Dolayısıyla hükümlü ve tutuklulara verilecek yayınların incelenmesinde cezaevi
idaresinin yapacağı ilk iş yayının herhangi bir mahkeme kararı ile yasaklanıp
yasaklanmadığının tespit edilmesidir. Eğer yasak değilse kurum güvenliğini
tehlikeye düşürüp düşürmeyeceği veya müstehcen olup olmadığı
değerlendirilecektir. Yasak yayınların hükümlü ve tutuklulara verilmemesindeki
temel amaç, cezaevi dışında yasak kabul edilen süreli veya süresiz yayınların
cezaevinde evleviyetle yasak olması gerektiği ve bu sebeple cezaevi eğitim
kurulu tarafından yasaklanan yayının kurum güvenliği için tehlike oluşturup
oluşturmadığı veya müstehcen olup olmadığının değerlendirilmesine gerek
duyulmamasıdır. Bununla birlikte cezaevi dışında serbest olan yayınların
cezaevine sokulmasına kurum güvenliği ve müstehcen olmaması yönündeki meşru
amaçlar çerçevesinde engel olunabilecektir.

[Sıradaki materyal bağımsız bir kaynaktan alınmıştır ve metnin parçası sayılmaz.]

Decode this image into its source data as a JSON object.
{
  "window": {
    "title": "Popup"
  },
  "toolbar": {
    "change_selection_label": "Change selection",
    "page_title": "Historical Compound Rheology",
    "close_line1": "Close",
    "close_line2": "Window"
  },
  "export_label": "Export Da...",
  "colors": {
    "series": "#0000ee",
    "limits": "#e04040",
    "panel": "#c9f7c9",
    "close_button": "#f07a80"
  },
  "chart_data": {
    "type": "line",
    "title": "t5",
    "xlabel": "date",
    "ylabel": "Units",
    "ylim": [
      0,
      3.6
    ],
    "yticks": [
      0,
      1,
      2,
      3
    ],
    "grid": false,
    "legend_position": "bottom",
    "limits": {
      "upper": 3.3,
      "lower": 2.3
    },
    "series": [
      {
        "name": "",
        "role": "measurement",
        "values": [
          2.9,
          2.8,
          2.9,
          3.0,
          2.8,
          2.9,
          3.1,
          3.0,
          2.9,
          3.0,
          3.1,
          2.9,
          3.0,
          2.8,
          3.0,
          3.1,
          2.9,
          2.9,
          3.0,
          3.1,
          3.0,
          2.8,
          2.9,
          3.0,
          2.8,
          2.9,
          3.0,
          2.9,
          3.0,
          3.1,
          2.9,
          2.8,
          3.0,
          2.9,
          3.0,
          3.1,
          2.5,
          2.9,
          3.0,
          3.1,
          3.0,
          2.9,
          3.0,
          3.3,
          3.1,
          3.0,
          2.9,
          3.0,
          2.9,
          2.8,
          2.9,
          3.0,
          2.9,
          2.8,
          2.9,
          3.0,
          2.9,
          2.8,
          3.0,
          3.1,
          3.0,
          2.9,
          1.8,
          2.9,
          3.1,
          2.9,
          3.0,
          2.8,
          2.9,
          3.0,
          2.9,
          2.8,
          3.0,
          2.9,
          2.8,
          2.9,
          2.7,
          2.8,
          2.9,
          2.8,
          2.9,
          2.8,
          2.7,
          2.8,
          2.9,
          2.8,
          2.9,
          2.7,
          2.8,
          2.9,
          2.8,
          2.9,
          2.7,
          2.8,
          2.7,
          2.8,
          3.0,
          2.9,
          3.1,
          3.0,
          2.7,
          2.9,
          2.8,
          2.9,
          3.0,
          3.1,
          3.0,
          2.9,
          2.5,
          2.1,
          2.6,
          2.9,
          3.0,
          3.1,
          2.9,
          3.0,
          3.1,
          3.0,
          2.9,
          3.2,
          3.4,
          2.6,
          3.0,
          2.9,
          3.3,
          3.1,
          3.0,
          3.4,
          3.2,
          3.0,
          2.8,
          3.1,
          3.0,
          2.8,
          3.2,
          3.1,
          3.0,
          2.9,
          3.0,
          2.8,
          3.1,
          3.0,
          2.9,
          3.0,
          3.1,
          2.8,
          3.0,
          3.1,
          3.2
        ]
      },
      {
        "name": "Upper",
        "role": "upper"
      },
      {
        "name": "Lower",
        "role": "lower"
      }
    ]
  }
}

39. Eğitim Kurulunun anılan gazete nüshasında ceza infaz
kurumları hakkında asılsız haber ve yazıların yer almasına ilişkin tespitinin,
ceza infaz kurumlarının güvenliği için nasıl bir tehlike oluşturduğunun ortaya
konmadığı görülmüştür. Dolayısıyla yetkili Kurul ve Mahkemece şikâyete konu
yazı içerikleri herhangi bir değerlendirmeye tabi tutulmadan gazete nüshasının
alıkonulmasına ek bir gerekçe gösterilmesi şeklinde Ceza İnfaz Kurumunun tedbir
alması da ifade özgürlüğünün ihlali sonucunu dolaylı olarak etkileyecektir.

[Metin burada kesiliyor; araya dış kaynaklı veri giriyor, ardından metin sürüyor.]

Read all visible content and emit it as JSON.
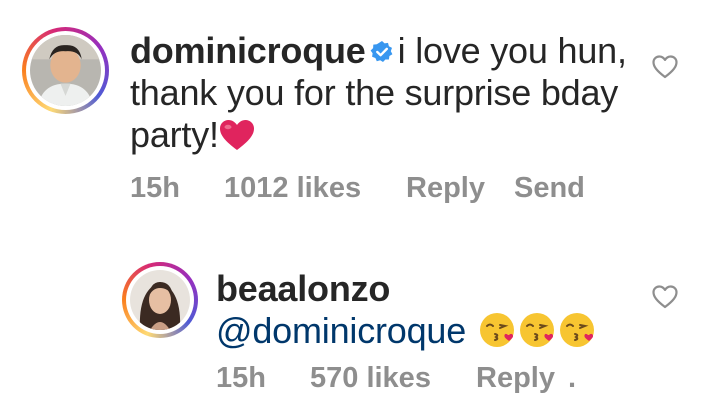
{
  "comments": [
    {
      "username": "dominicroque",
      "verified": true,
      "text": "i love you hun, thank you for the surprise bday party!",
      "emoji": "red-heart",
      "time": "15h",
      "likes": "1012 likes",
      "reply_label": "Reply",
      "send_label": "Send"
    },
    {
      "username": "beaalonzo",
      "mention": "@dominicroque",
      "emoji": [
        "kissing-face",
        "kissing-face",
        "kissing-face"
      ],
      "time": "15h",
      "likes": "570 likes",
      "reply_label": "Reply",
      "extra": "."
    }
  ],
  "icons": {
    "like": "heart-outline-icon",
    "verified": "verified-badge-icon"
  },
  "colors": {
    "text": "#262626",
    "meta": "#8e8e8e",
    "mention": "#00376b",
    "verified": "#3897f0",
    "heart": "#e0245e"
  }
}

40. Açıklanan gerekçelerle Tekirdağ İnfaz Hâkimliğinin ret
kararlarına konu gazetenin iki nüshasının verilmemesi nedeniyle başvurucunun
Anayasa’nın 26. maddesinde düzenlenen ifade özgürlüğü çerçevesinde haber ve
fikirlere ulaşma özgürlüğünün ihlal edildiği sonucuna ulaşılması gerekir.
4. 6216 sayılı Kanun’un
50. Maddesi Yönünden
41. 30/3/2011 tarihli ve 6216 sayılı Anayasa Mahkemesinin
Kuruluşu ve Yargılama Usulleri Hakkında Kanun'un 50. maddesinin (1) ve (2)

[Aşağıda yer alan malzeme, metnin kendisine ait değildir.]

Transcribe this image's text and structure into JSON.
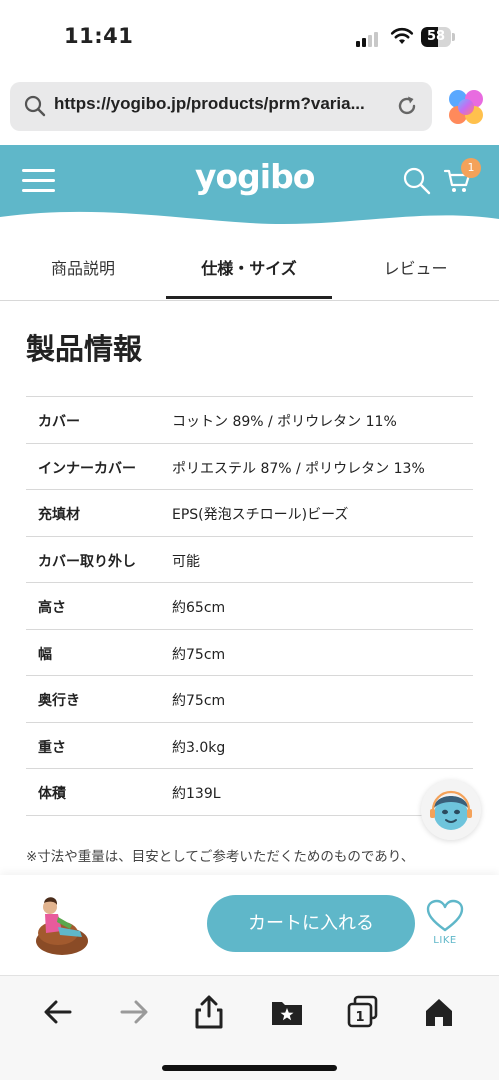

numaralı fıkraları şöyledir:
“(1) Esas inceleme sonunda, başvurucunun
hakkının ihlal edildiğine ya da edilmediğine karar verilir. İhlal kararı
verilmesi hâlinde ihlalin ve sonuçlarının ortadan kaldırılması için yapılması
gerekenlere hükmedilir. …
(2) Tespit edilen ihlal bir mahkeme kararından
kaynaklanmışsa, ihlali ve sonuçlarını ortadan kaldırmak için yeniden yargılama
yapmak üzere dosya ilgili mahkemeye gönderilir. Yeniden yargılama yapılmasında
hukuki yarar bulunmayan hâllerde başvurucu lehine tazminata hükmedilebilir veya
genel mahkemelerde dava açılması yolu gösterilebilir. Yeniden yargılama
yapmakla yükümlü mahkeme, Anayasa Mahkemesinin ihlal kararında açıkladığı
ihlali ve sonuçlarını ortadan kaldıracak şekilde mümkünse dosya üzerinden karar
verir.”
42. Başvurucu ihlalin tespiti ile tazminat talebinde
bulunmuştur.
43. İfade özgürlüğünün ihlal edildiği sonucuna varılmıştır.
44. Başvurucunun ifade özgürlüğüne yönelik başvuru açısından
yalnızca ihlal tespitiyle giderilemeyecek olan manevi zararı karşılığında
başvurucuya takdiren net 1.300 TL manevi tazminat
ödenmesine karar verilmesi gerekir.
V. HÜKÜM
Açıklanan gerekçelerle;
A. Adli
yardım talebinin KABULÜNE,
B. İfade
özgürlüğünün ihlal edildiğine ilişkin iddianın KABUL EDİLEBİLİR OLDUĞUNA,
C. Anayasa’nın 26. maddesinde güvence altına alınan ifade
özgürlüğünün İHLAL EDİLDİĞİNE,
D. Başvurucuya net 1.300 TL manevi tazminat ÖDENMESİNE,
tazminata ilişkin diğer taleplerin REDDİNE,
E. Ödemenin, kararın tebliğini takiben başvurucunun Maliye
Bakanlığına başvuru tarihinden itibaren dört ay içinde yapılmasına, ödemede
gecikme olması hâlinde bu sürenin sona erdiği tarihten ödeme tarihine kadar
geçen süre için yasal FAİZ UYGULANMASINA,
F. Kararın bir örneğinin Tekirdağ İnfaz Hâkimliğine
GÖNDERİLMESİNE,
G. Kararın bir örneğinin Adalet Bakanlığına GÖNDERİLMESİNE,
H. 12/1/2011 tarihli ve 6100 sayılı Hukuk Muhakemeleri Kanunu’nun
339. maddesinin (2) numaralı fıkrası uyarınca tahsil edilmesi mağduriyetine
neden olacağından başvurucunun yargılama giderlerini ödemekten TAMAMEN MUAF
TUTULMASINA
20/4/2016 tarihinde OYBİRLİĞİYLE karar verildi.